Comparative Analysis of Machine Learning Algorithms for Kanji Character Recognition Using HOG Features
- Publicada
- Servidor
- Preprints.org
- DOI
- 10.20944/preprints202507.2038.v1
Japanese Kanji characters present significant challenges in the context of character recognition due to the complexity of their visual forms and the large number of classes. This study aims to compare the performance of four classical machine learning algorithms—Decision Tree, Random Forest, K-Nearest Neighbor (KNN), and Support Vector Machine (SVM)—in the task of Kanji character classification using the Histogram of Oriented Gradients (HOG) method as a consistent feature extraction technique. Experiments were conducted on a curated subset of the ETL9G dataset consisting of 30 randomly selected Kanji characters, with a total of 5,700 grayscale images. Each model was trained and evaluated using the K-Fold Cross-Validation method, and assessed based on accuracy, precision, recall, F1-score, and regression error metrics (R², MSE, MAE, RMSE). The results showed that the SVM algorithm with a linear kernel performed the best, with an accuracy of 97.43%, high inter-fold stability, and the lowest prediction error rate. Although KNN had the fastest training time, SVM showed better reliability and consistency of predictions.
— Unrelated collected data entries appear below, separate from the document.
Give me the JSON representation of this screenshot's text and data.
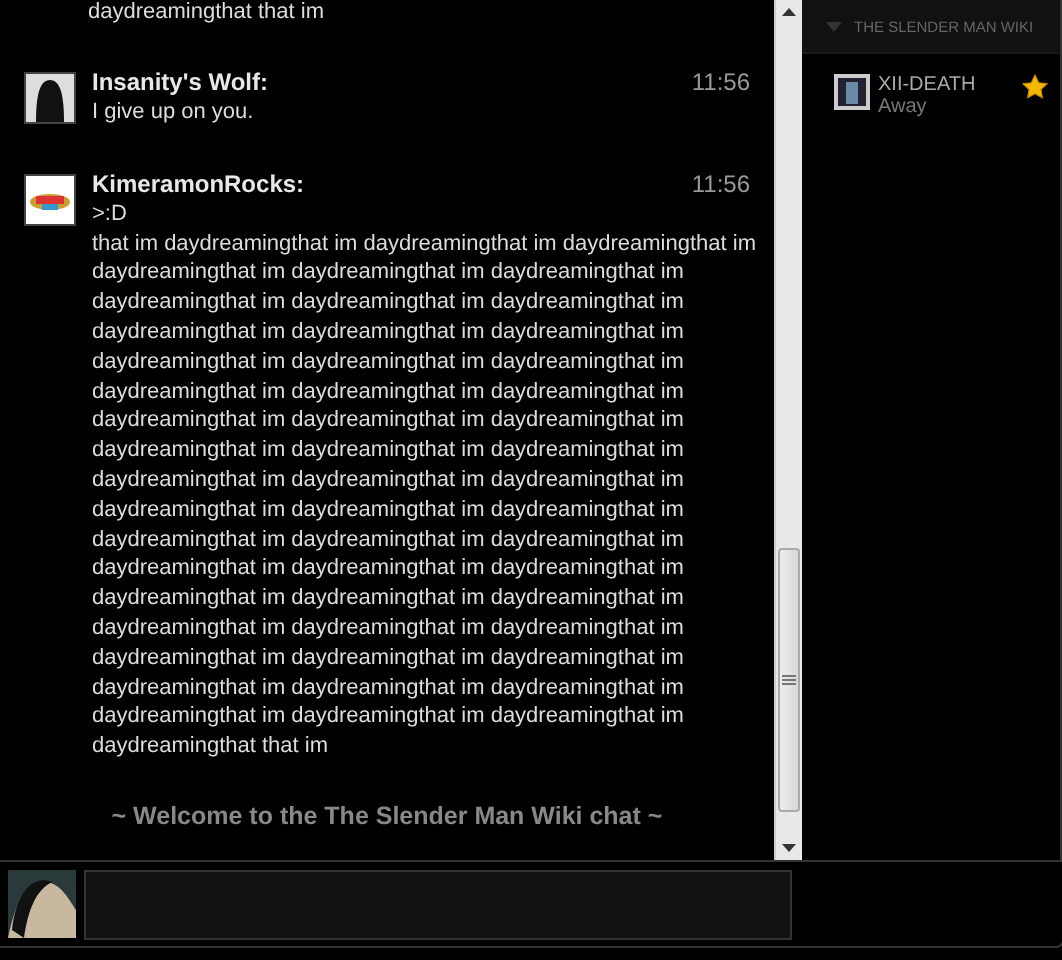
{
  "chat": {
    "previous_tail": "daydreamingthat that im",
    "messages": [
      {
        "author": "Insanity's Wolf:",
        "time": "11:56",
        "lines": [
          "I give up on you."
        ]
      },
      {
        "author": "KimeramonRocks:",
        "time": "11:56",
        "lines": [
          ">:D",
          "that im daydreamingthat im daydreamingthat im daydreamingthat im",
          "daydreamingthat im daydreamingthat im daydreamingthat im",
          "daydreamingthat im daydreamingthat im daydreamingthat im",
          "daydreamingthat im daydreamingthat im daydreamingthat im",
          "daydreamingthat im daydreamingthat im daydreamingthat im",
          "daydreamingthat im daydreamingthat im daydreamingthat im",
          "daydreamingthat im daydreamingthat im daydreamingthat im",
          "daydreamingthat im daydreamingthat im daydreamingthat im",
          "daydreamingthat im daydreamingthat im daydreamingthat im",
          "daydreamingthat im daydreamingthat im daydreamingthat im",
          "daydreamingthat im daydreamingthat im daydreamingthat im",
          "daydreamingthat im daydreamingthat im daydreamingthat im",
          "daydreamingthat im daydreamingthat im daydreamingthat im",
          "daydreamingthat im daydreamingthat im daydreamingthat im",
          "daydreamingthat im daydreamingthat im daydreamingthat im",
          "daydreamingthat im daydreamingthat im daydreamingthat im",
          "daydreamingthat im daydreamingthat im daydreamingthat im",
          "daydreamingthat that im"
        ]
      }
    ],
    "welcome": "~ Welcome to the The Slender Man Wiki chat ~"
  },
  "sidebar": {
    "wiki_title": "THE SLENDER MAN WIKI",
    "users": [
      {
        "name": "XII-DEATH",
        "status": "Away",
        "starred": true
      }
    ]
  }
}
These findings confirm that, despite the increasing popularity of deep learning approaches, classical algorithms such as SVM remain highly competitive when combined with effective feature representations such as HOG. Future research could explore hybrid approaches that combine classical models with deep learning-based feature extractors to improve scalability and generalization on more complex datasets.